“He that can have patience, can have what he will.” —Benjamin Franklin
Good wine, sun ripened tomatoes, the appreciation of a home’s value, and vintage clothing all have one thing in common – time. In other words, someone recognized the potential value in each of these subjects and decided to wait, to hold back . . . to have patience.
Let’s continue this game. What do these concepts have in common? Weight loss, earning a degree, becoming CEO of a company, training for a marathon and becoming a New York Times best selling author? The theme is most definitely perseverance coupled with . . . you’ve got it – patience.
Patience is a hard quality for those who are ambitious to master because everybody seems to want it now . . . everything now. At first glance it is assumed that patience is asking you to be wasteful of your time or even worse, to be lazy.
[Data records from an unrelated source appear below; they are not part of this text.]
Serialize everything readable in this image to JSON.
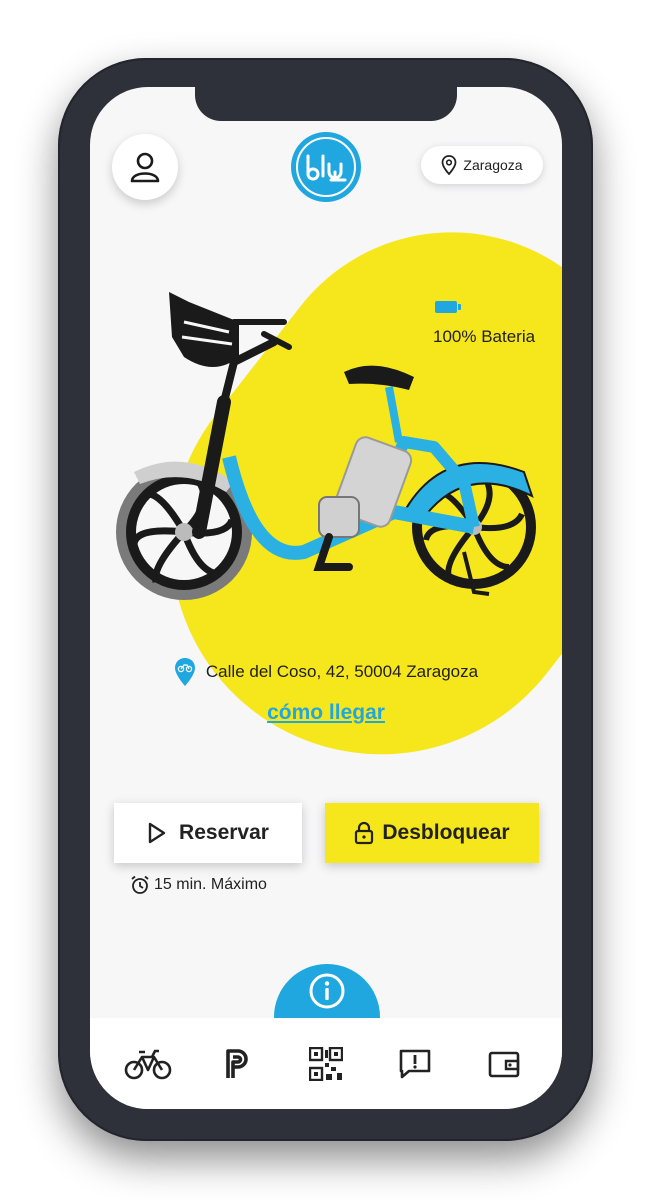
{
  "header": {
    "city": "Zaragoza",
    "logo_text": "blu"
  },
  "bike": {
    "battery_label": "100% Bateria",
    "battery_level": 1.0,
    "address": "Calle del Coso, 42, 50004 Zaragoza",
    "route_link": "cómo llegar"
  },
  "actions": {
    "reserve_label": "Reservar",
    "unlock_label": "Desbloquear",
    "max_time": "15 min. Máximo"
  },
  "nav": {
    "items": [
      "bike-icon",
      "parking-icon",
      "qr-code-icon",
      "report-icon",
      "wallet-icon"
    ]
  },
  "colors": {
    "brand_blue": "#21a7df",
    "brand_yellow": "#f6e71c",
    "frame": "#2e303a"
  }
}
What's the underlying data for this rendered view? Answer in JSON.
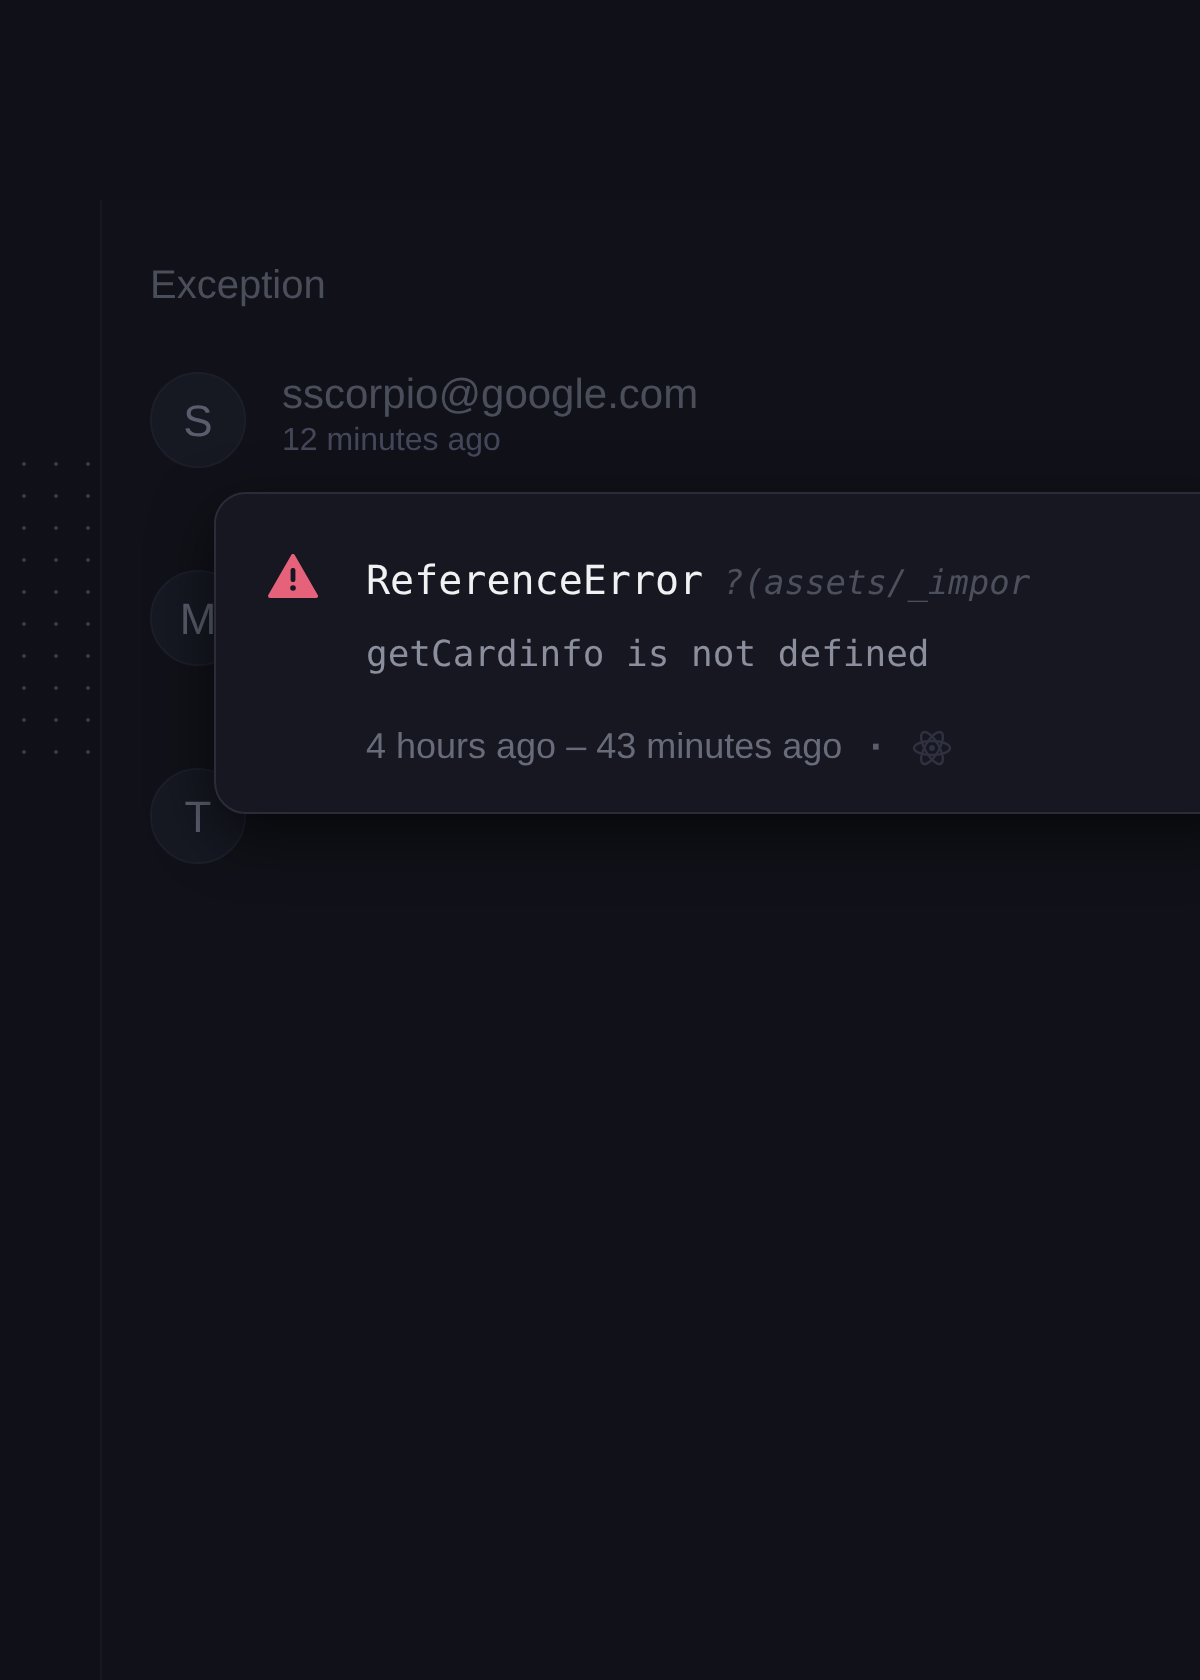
{
  "panel": {
    "title": "Exception",
    "rows": [
      {
        "avatar": "S",
        "title": "sscorpio@google.com",
        "subtitle": "12 minutes ago"
      },
      {
        "avatar": "M"
      },
      {
        "avatar": "T"
      }
    ]
  },
  "error_card": {
    "name": "ReferenceError",
    "location": "?(assets/_impor",
    "message": "getCardinfo is not defined",
    "time": "4 hours ago – 43 minutes ago",
    "separator": "·"
  }
}
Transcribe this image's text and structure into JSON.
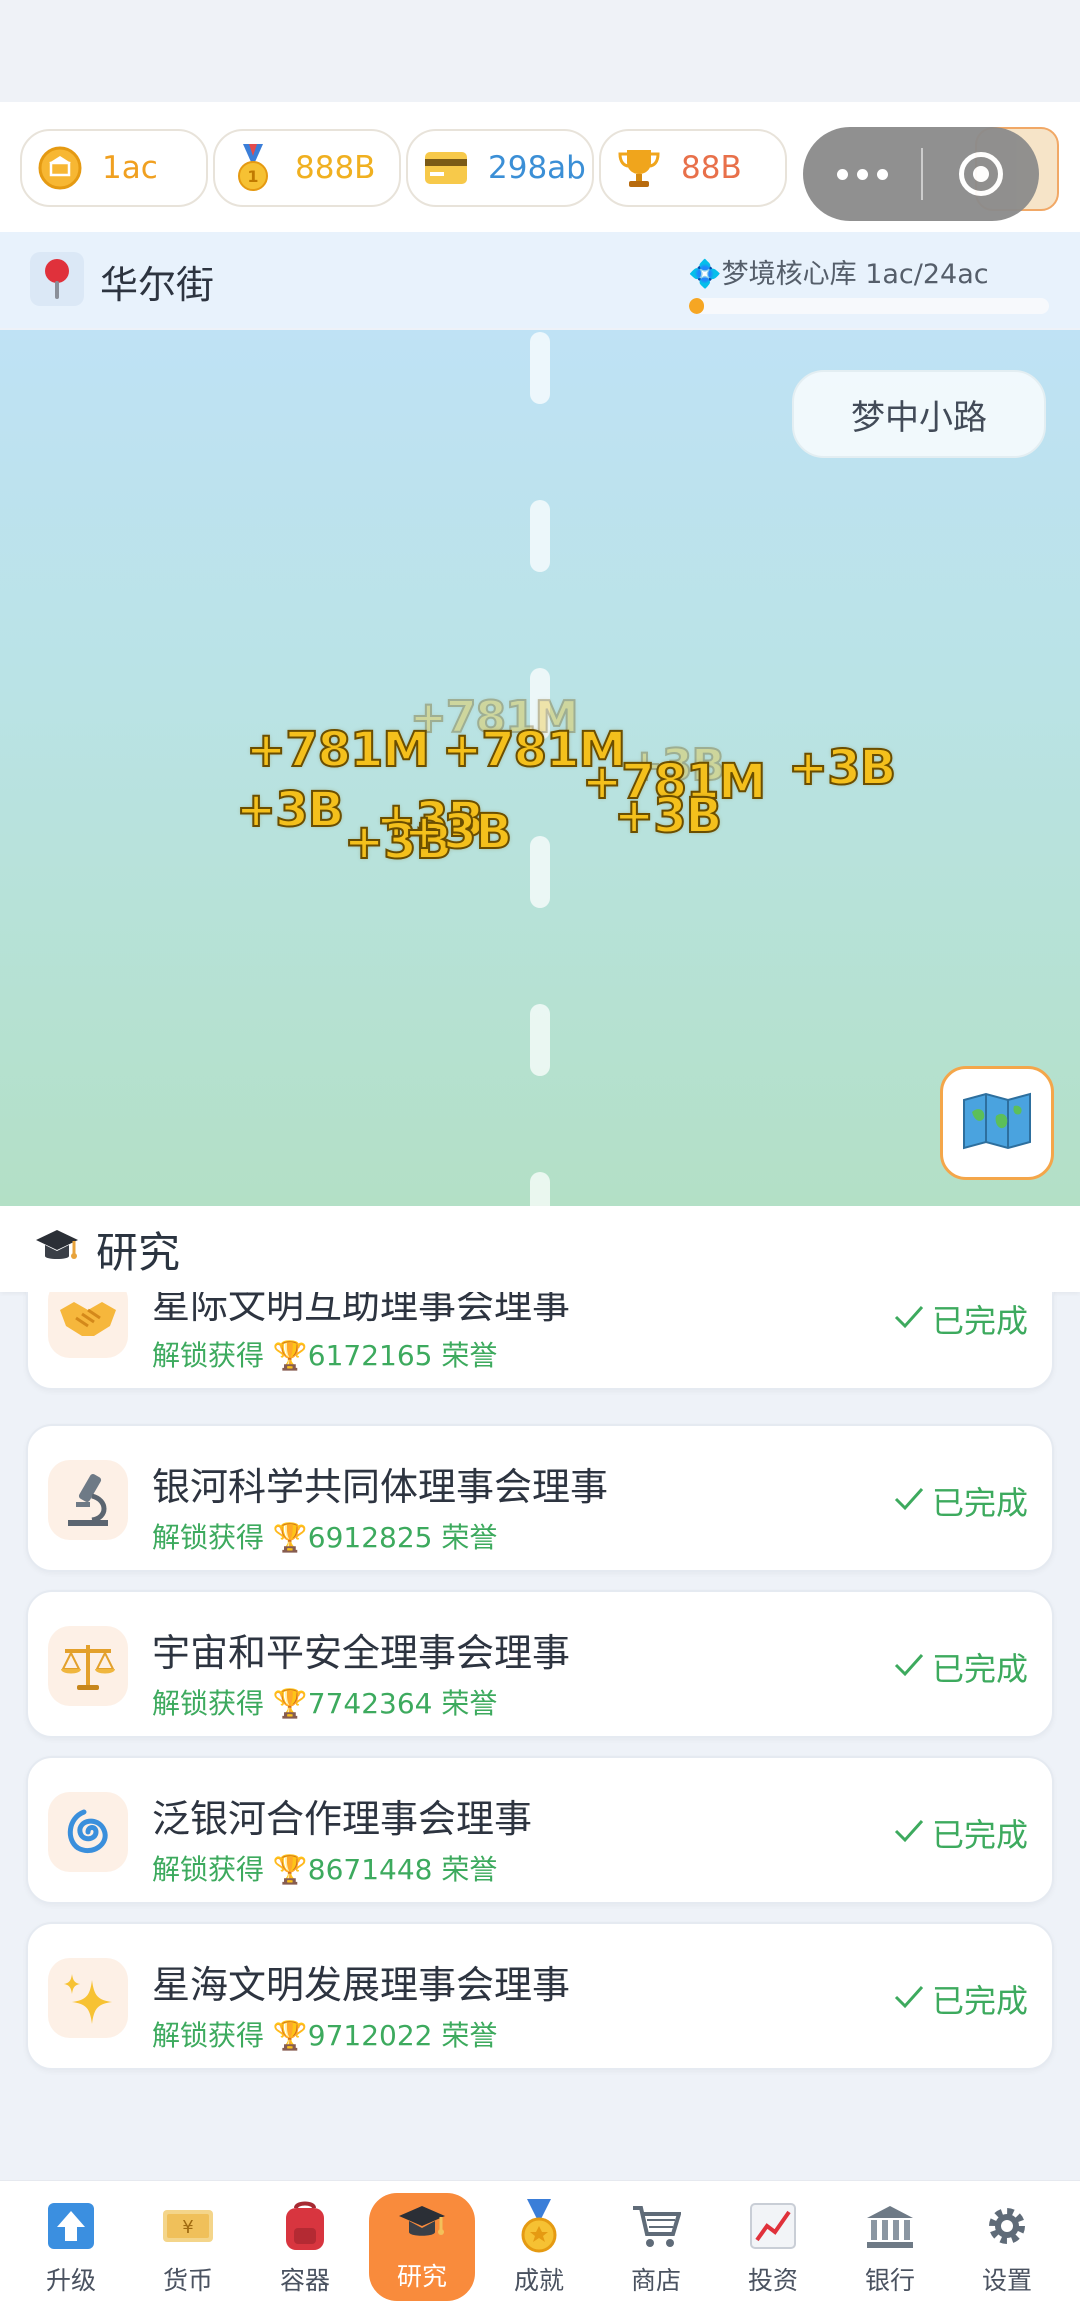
{
  "currencies": [
    {
      "name": "coin",
      "value": "1ac",
      "icon": "coin-icon",
      "color": "#f0a020"
    },
    {
      "name": "medal",
      "value": "888B",
      "icon": "medal-icon",
      "color": "#f0b020"
    },
    {
      "name": "card",
      "value": "298ab",
      "icon": "credit-card-icon",
      "color": "#3b8fd6"
    },
    {
      "name": "trophy",
      "value": "88B",
      "icon": "trophy-icon",
      "color": "#e8704a"
    }
  ],
  "location": {
    "name": "华尔街",
    "vault_label": "💠梦境核心库  1ac/24ac",
    "vault_progress": 0.04167
  },
  "scene": {
    "road_label": "梦中小路",
    "floating_numbers": [
      "+781M",
      "+781M",
      "+781M",
      "+3B",
      "+781M",
      "+3B",
      "+3B",
      "+3B",
      "+3B",
      "+3B",
      "+3B"
    ]
  },
  "research": {
    "title": "研究",
    "items": [
      {
        "name": "星际文明互助理事会理事",
        "reward": "解锁获得 🏆6172165 荣誉",
        "status": "已完成",
        "icon": "handshake-icon"
      },
      {
        "name": "银河科学共同体理事会理事",
        "reward": "解锁获得 🏆6912825 荣誉",
        "status": "已完成",
        "icon": "microscope-icon"
      },
      {
        "name": "宇宙和平安全理事会理事",
        "reward": "解锁获得 🏆7742364 荣誉",
        "status": "已完成",
        "icon": "scales-icon"
      },
      {
        "name": "泛银河合作理事会理事",
        "reward": "解锁获得 🏆8671448 荣誉",
        "status": "已完成",
        "icon": "galaxy-icon"
      },
      {
        "name": "星海文明发展理事会理事",
        "reward": "解锁获得 🏆9712022 荣誉",
        "status": "已完成",
        "icon": "sparkles-icon"
      }
    ]
  },
  "nav": [
    {
      "label": "升级",
      "icon": "upgrade-icon"
    },
    {
      "label": "货币",
      "icon": "currency-icon"
    },
    {
      "label": "容器",
      "icon": "backpack-icon"
    },
    {
      "label": "研究",
      "icon": "graduation-cap-icon",
      "active": true
    },
    {
      "label": "成就",
      "icon": "medal-icon"
    },
    {
      "label": "商店",
      "icon": "cart-icon"
    },
    {
      "label": "投资",
      "icon": "chart-icon"
    },
    {
      "label": "银行",
      "icon": "bank-icon"
    },
    {
      "label": "设置",
      "icon": "gear-icon"
    }
  ]
}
But it is quite the contrary.
Patience involves staying focused, continuing to hone one’s skill, talent or craft, waiting for the perfect opportunity when both your skills are at their best and the opportunity is at its highest potential. So in order to allow your patience to pay off, you must, while you are waiting, continue to persevere. Use the time in limbo to improve, grow, learn, mouths shut (unless to ask questions), and ears open.
Look at it this way, “ . . . impatience breeds anxiety, fear, discouragement and failure. Patience creates confidence, decisiveness, and a rational outlook, which eventually leads to success.” But the success can’t come, if you are remaining idle in the same spot and not furthering yourself. The bachelors degree that you now mindlessly include on your resume took most likely four years – four years – not just a few days to attain. And then finishing graduate school, again more time. Always remember that your first day on the job, or the first attempt at any hope of a successful venture will not be pretty, but if you’re willing to put your nose to the grindstone and stop looking up so often, you’ll accomplish everything you’ve hoped for and most likely, more than you had ever imagined. After all, as Ralph Waldo Emerson reminds us, with “patience and fortitude [we can] conquer all things.”
I believe without question that patience and perseverance must be married simply because while being patient, you must continue to strive forward, to work towards your dreams and allow yourself to learn, make mistakes and learn some more. It is in this process that one grows and comes closer to their definition of success.
“Patience is bitter, but its fruit is sweet.” Cheers to that.
Have a wonderful Monday and a patient step toward your future success in whatever arena it might be found.